Troubleshooting Your Car's Cruise Control
The cruise control mechanism found in today’s cars is designed to aid the driver in maintaining a stable cruising speed. Driving can be tiring especially during long road trips; that is why maintaining the integrity of the cruise control mechanism of your car is important. The cruise control works via an actuator mechanism, control module, and a speed sensor. As you activate your car’s cruise control, the speed sensor will send a signal to a control module and to the vacuum powered actuator that controls the accelerator. This means that while the cruise control system is active you can relax and take your foot off the accelerator. Deactivating your car’s cruise control is done by simply applying slight pressure to the brakes. Below are the materials and instructions you will need to troubleshoot problems with your car’s cruise control.

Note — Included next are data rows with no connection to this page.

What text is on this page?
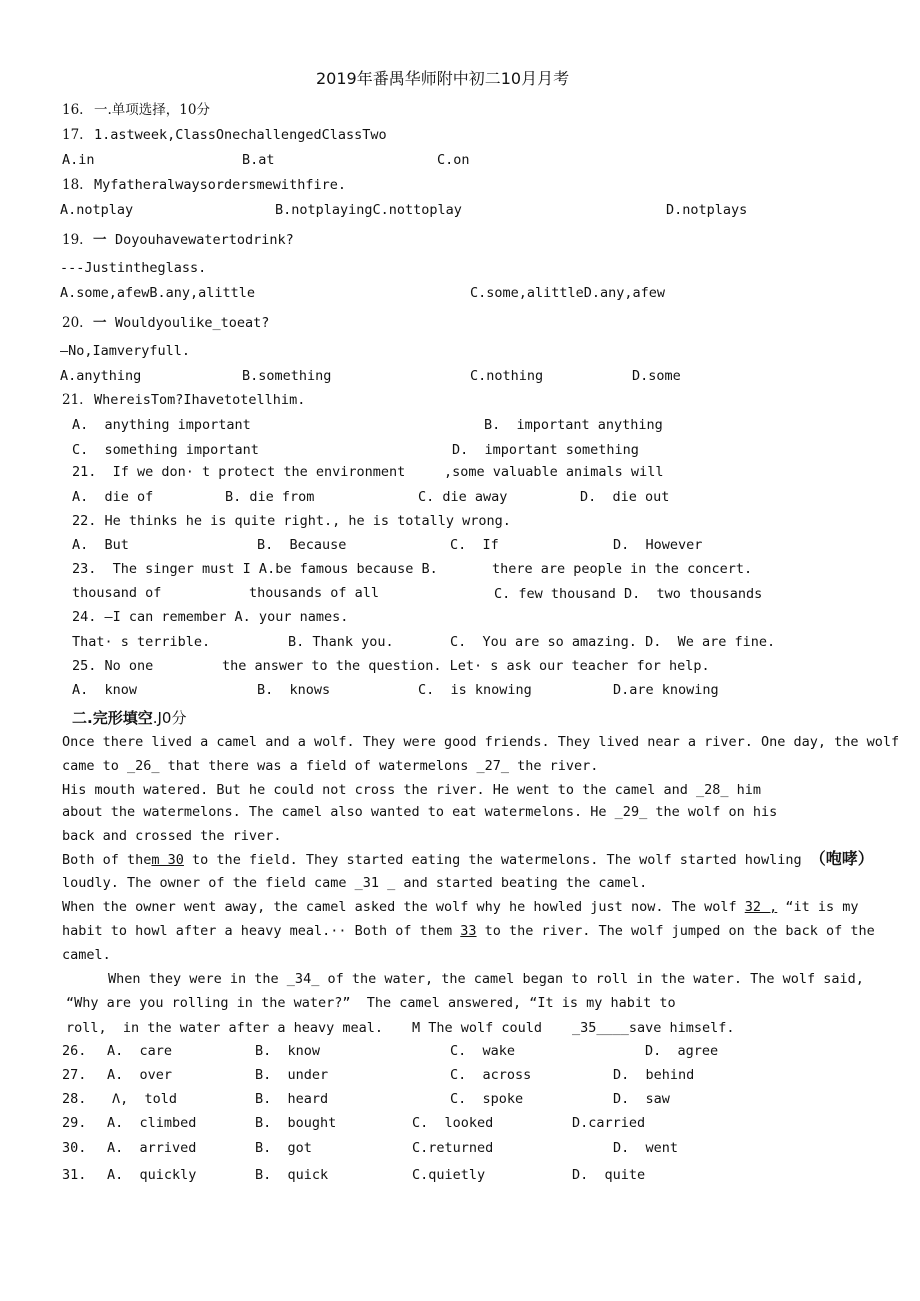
2019年番禺华师附中初二10月月考
16. 一.单项选择，10分
17. 1.astweek,ClassOnechallengedClassTwo
A.in	B.at	C.on
18. Myfatheralwaysordersmewithfire.
A.notplay	B.notplayingC.nottoplay	D.notplays
19. 一 Doyouhavewatertodrink?
---Justintheglass.
A.some,afewB.any,alittle	C.some,alittleD.any,afew
20. 一 Wouldyoulike_toeat?
—No,Iamveryfull.
A.anything	B.something	C.nothing	D.some
21. WhereisTom?Ihavetotellhim.
A.  anything important	B.  important anything
C.  something important	D.  important something
21.  If we don· t protect the environment	,some valuable animals will
A.  die of	B. die from	C. die away	D.  die out
22. He thinks he is quite right., he is totally wrong.
A.  But	B.  Because	C.  If	D.  However
23.  The singer must I A.be famous because B.	there are people in the concert.
thousand of	thousands of all	C. few thousand D.  two thousands
24. —I can remember A. your names.
That· s terrible.	B. Thank you.	C.  You are so amazing. D.  We are fine.
25. No one	the answer to the question. Let· s ask our teacher for help.
A.  know	B.  knows	C.  is knowing	D.are knowing
二.完形填空.J0分
Once there lived a camel and a wolf. They were good friends. They lived near a river. One day, the wolf
came to _26_ that there was a field of watermelons _27_ the river.
His mouth watered. But he could not cross the river. He went to the camel and _28_ him
about the watermelons. The camel also wanted to eat watermelons. He _29_ the wolf on his
back and crossed the river.
Both of them 30 to the field. They started eating the watermelons. The wolf started howling （咆哮）
loudly. The owner of the field came _31 _ and started beating the camel.
When the owner went away, the camel asked the wolf why he howled just now. The wolf 32 , “it is my
habit to howl after a heavy meal.·· Both of them 33 to the river. The wolf jumped on the back of the
camel.
When they were in the _34_ of the water, the camel began to roll in the water. The wolf said,
“Why are you rolling in the water?”  The camel answered, “It is my habit to
roll,  in the water after a heavy meal. M The wolf could _35____save himself.
26. A.  care	B.  know	C.  wake	D.  agree
27. A.  over	B.  under	C.  across	D.  behind
28. Λ,  told	B.  heard	C.  spoke	D.  saw
29. A.  climbed	B.  bought	C.  looked	D.carried
30. A.  arrived	B.  got	C.returned	D.  went
31. A.  quickly	B.  quick	C.quietly	D.  quite
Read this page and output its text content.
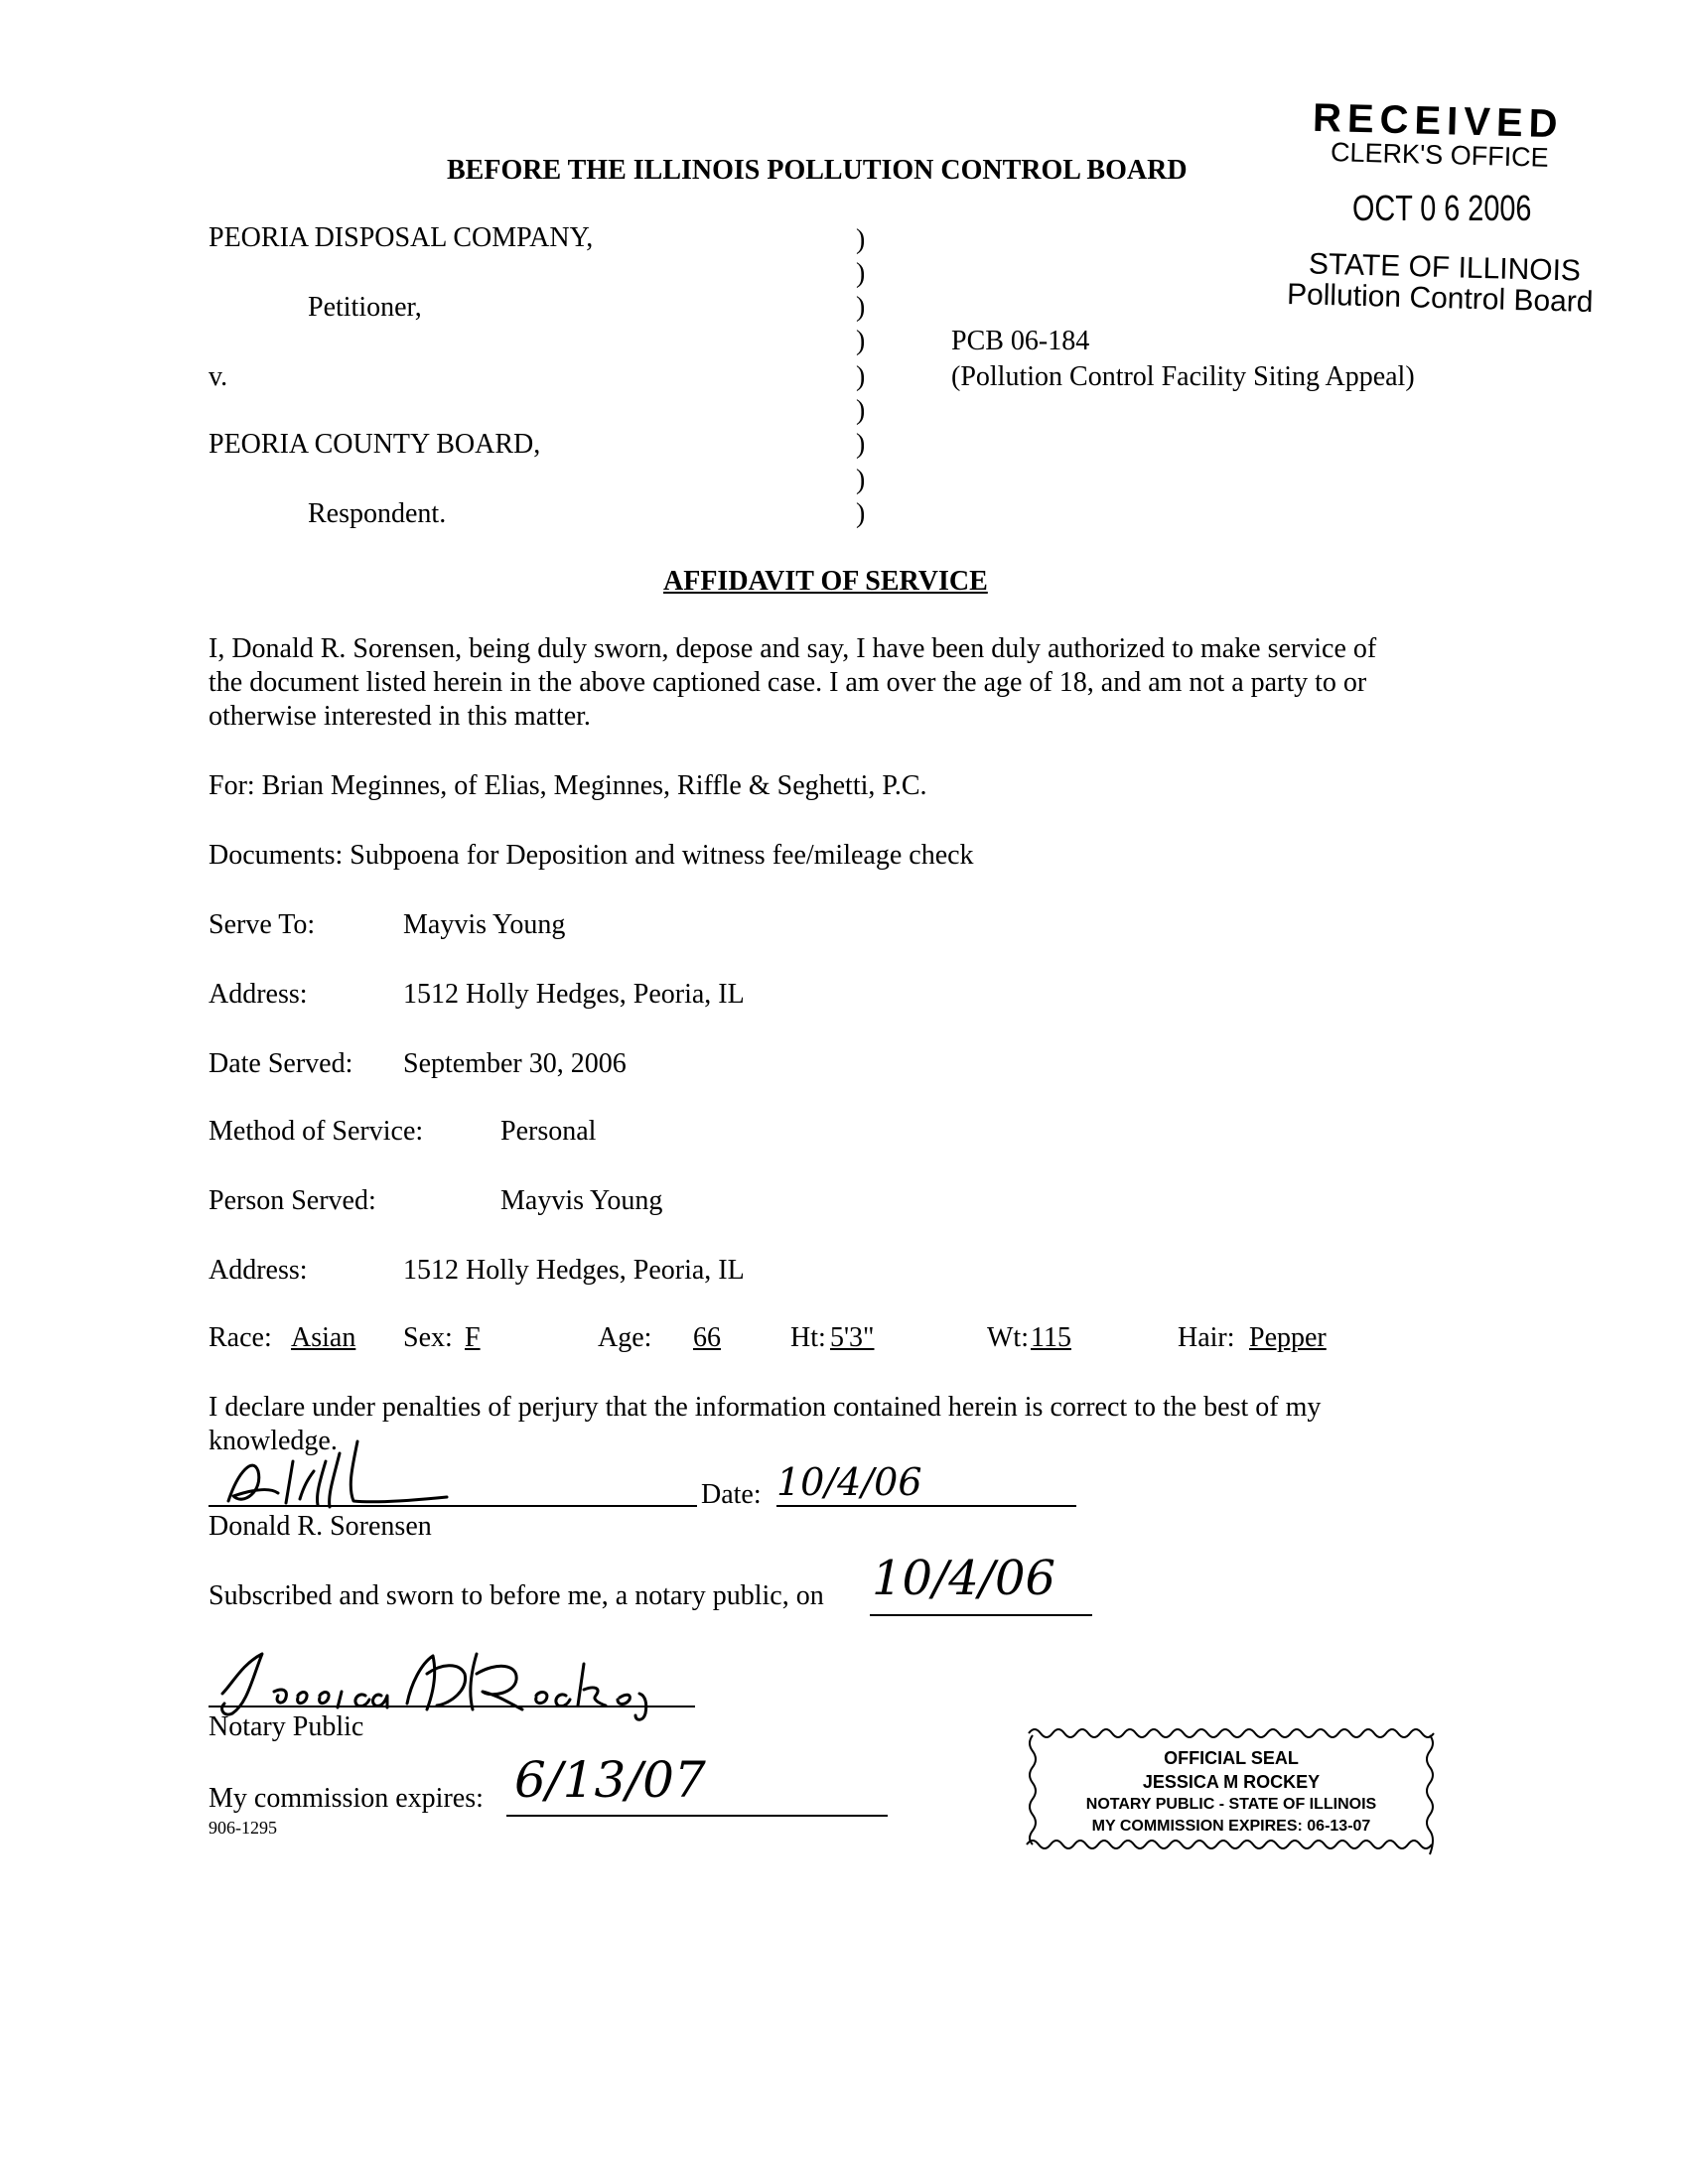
RECEIVED
CLERK'S OFFICE
OCT 0 6 2006
STATE OF ILLINOIS
Pollution Control Board
BEFORE THE ILLINOIS POLLUTION CONTROL BOARD
PEORIA DISPOSAL COMPANY,
Petitioner,
v.
PEORIA COUNTY BOARD,
Respondent.
)
)
)
)
)
)
)
)
)
PCB 06-184
(Pollution Control Facility Siting Appeal)
AFFIDAVIT OF SERVICE
I, Donald R. Sorensen, being duly sworn, depose and say, I have been duly authorized to make service of
the document listed herein in the above captioned case. I am over the age of 18, and am not a party to or
otherwise interested in this matter.
For: Brian Meginnes, of Elias, Meginnes, Riffle & Seghetti, P.C.
Documents: Subpoena for Deposition and witness fee/mileage check
Serve To:	Mayvis Young
Address:	1512 Holly Hedges, Peoria, IL
Date Served: September 30, 2006
Method of Service:	Personal
Person Served:	Mayvis Young
Address:	1512 Holly Hedges, Peoria, IL
Race: Asian Sex: F	Age: 66	Ht: 5'3"	Wt: 115	Hair: Pepper
I declare under penalties of perjury that the information contained herein is correct to the best of my
knowledge.
Date: 10/4/06
Donald R. Sorensen
Subscribed and sworn to before me, a notary public, on 10/4/06
Notary Public
My commission expires: 6/13/07
906-1295
OFFICIAL SEAL
JESSICA M ROCKEY
NOTARY PUBLIC - STATE OF ILLINOIS
MY COMMISSION EXPIRES: 06-13-07
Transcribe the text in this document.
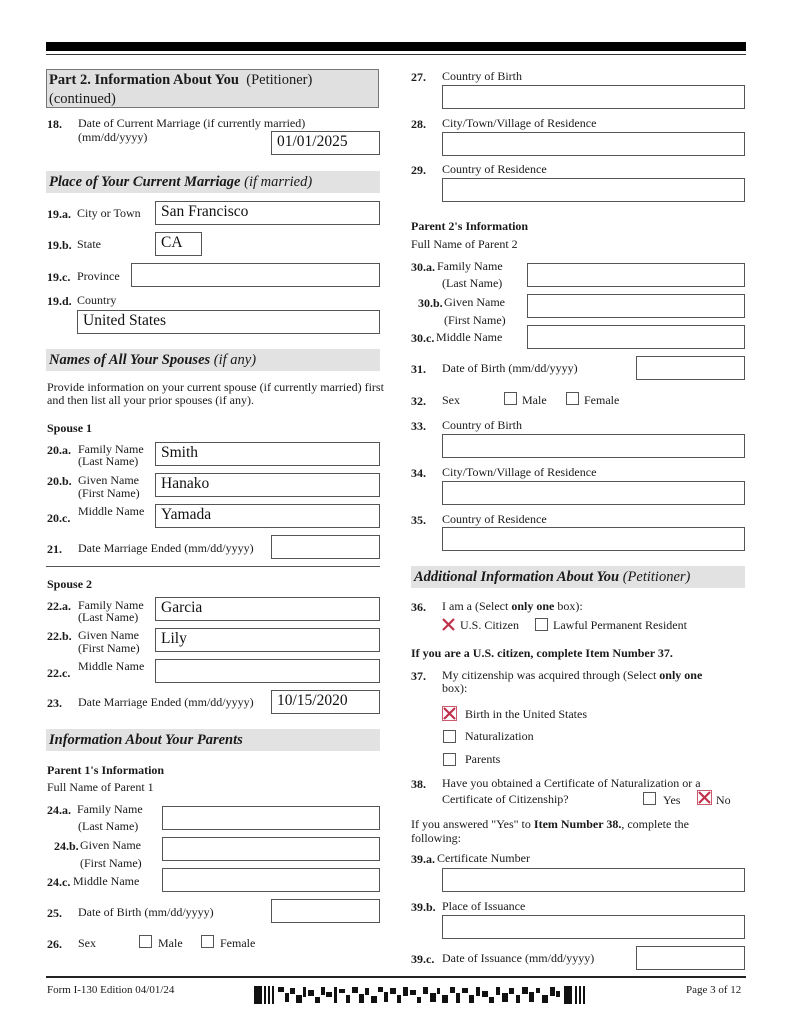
Part 2. Information About You (Petitioner)
(continued)
18. Date of Current Marriage (if currently married)
(mm/dd/yyyy)	01/01/2025
Place of Your Current Marriage (if married)
19.a. City or Town	San Francisco
19.b. State	CA
19.c. Province
19.d. Country
United States
Names of All Your Spouses (if any)
Provide information on your current spouse (if currently married) first and then list all your prior spouses (if any).
Spouse 1
20.a. Family Name
(Last Name)	Smith
20.b. Given Name
(First Name)
Hanako
20.c. Middle Name	Yamada
21. Date Marriage Ended (mm/dd/yyyy)
Spouse 2
22.a. Family Name
(Last Name)
Garcia
22.b. Given Name
(First Name)
Lily
22.c. Middle Name
23. Date Marriage Ended (mm/dd/yyyy)	10/15/2020
Information About Your Parents
Parent 1's Information
Full Name of Parent 1
24.a. Family Name
(Last Name)
24.b. Given Name
(First Name)
24.c. Middle Name
25. Date of Birth (mm/dd/yyyy)
26. Sex	Male	Female
27. Country of Birth
28. City/Town/Village of Residence
29. Country of Residence
Parent 2's Information
Full Name of Parent 2
30.a. Family Name
(Last Name)
30.b. Given Name
(First Name)
30.c. Middle Name
31. Date of Birth (mm/dd/yyyy)
32. Sex	Male	Female
33. Country of Birth
34. City/Town/Village of Residence
35. Country of Residence
Additional Information About You (Petitioner)
36. I am a (Select only one box):
U.S. Citizen	Lawful Permanent Resident
If you are a U.S. citizen, complete Item Number 37.
37. My citizenship was acquired through (Select only one
box):
Birth in the United States
Naturalization
Parents
38. Have you obtained a Certificate of Naturalization or a
Certificate of Citizenship?	Yes	No
If you answered "Yes" to Item Number 38., complete the
following:
39.a. Certificate Number
39.b. Place of Issuance
39.c. Date of Issuance (mm/dd/yyyy)
Form I-130 Edition 04/01/24	Page 3 of 12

Step 1 - Check the Speed Sensor
Check the speed sensor wiring and look for signs of damage. Using a floor jack, lift the front portion of your car and locate the speed sensor. The speed sensor for your cruise control is normally located below the transmission and at the back of the engine. The speed sensor is like a small plug protruding off the transmission with various wires attached to it. Visually check the wires for any signs of damage. A faulty or damaged wire on your speed sensor means that the speed sensor cannot relay your vehicle’s speed.
Step 2 - Check the Fuse
A power surge can easily blow out the fuse of your cruise control mechanism. The cruise control fuse is normally found in the fuse panel located below the steering wheel. Remove the cover of the fuse panel and locate the fuse for the cruise control using the fuse diagram on the fuse panel. Using a fuse puller, pull the fuse off the panel. Examine the cruise control fuse or use a fuse tester to determine if the thin metal strip inside the fuse is broken. If so, install a fresh fuse of the same amperage.
Step 3 - Check the Vacuum Lines
A cruise control mechanism has a vacuum-powered actuator connected to the control module by vacuum lines. Check for holes in the vacuum line of your cruise control by starting the engine and opening the car hood. Listen for signs of vacuum leaks. If you hear a sucking sound then the vacuum lines connecting the actuator and the control module is worn out or damaged. If you cannot hear any sucking sound, visually check the vacuum lines and look for leaks. Have your leaking vacuum lines replaced by an auto mechanic.
Step 4 - Check the Throttle Linkage
The throttle and the actuator mechanism of your car’s cruise control system are connected together with metal chains called the throttle linkage. The throttle linkage can easily break away when driving on rough terrain disabling the control mechanism of the control module. The throttle and the actuator mechanism are normally found beneath the accelerator pedal. Using a floor jack, lift your car and check if the metal chains connecting the actuator and the throttle have broken away. You can easily solve this cruise control problem by replacing the throttle linkage.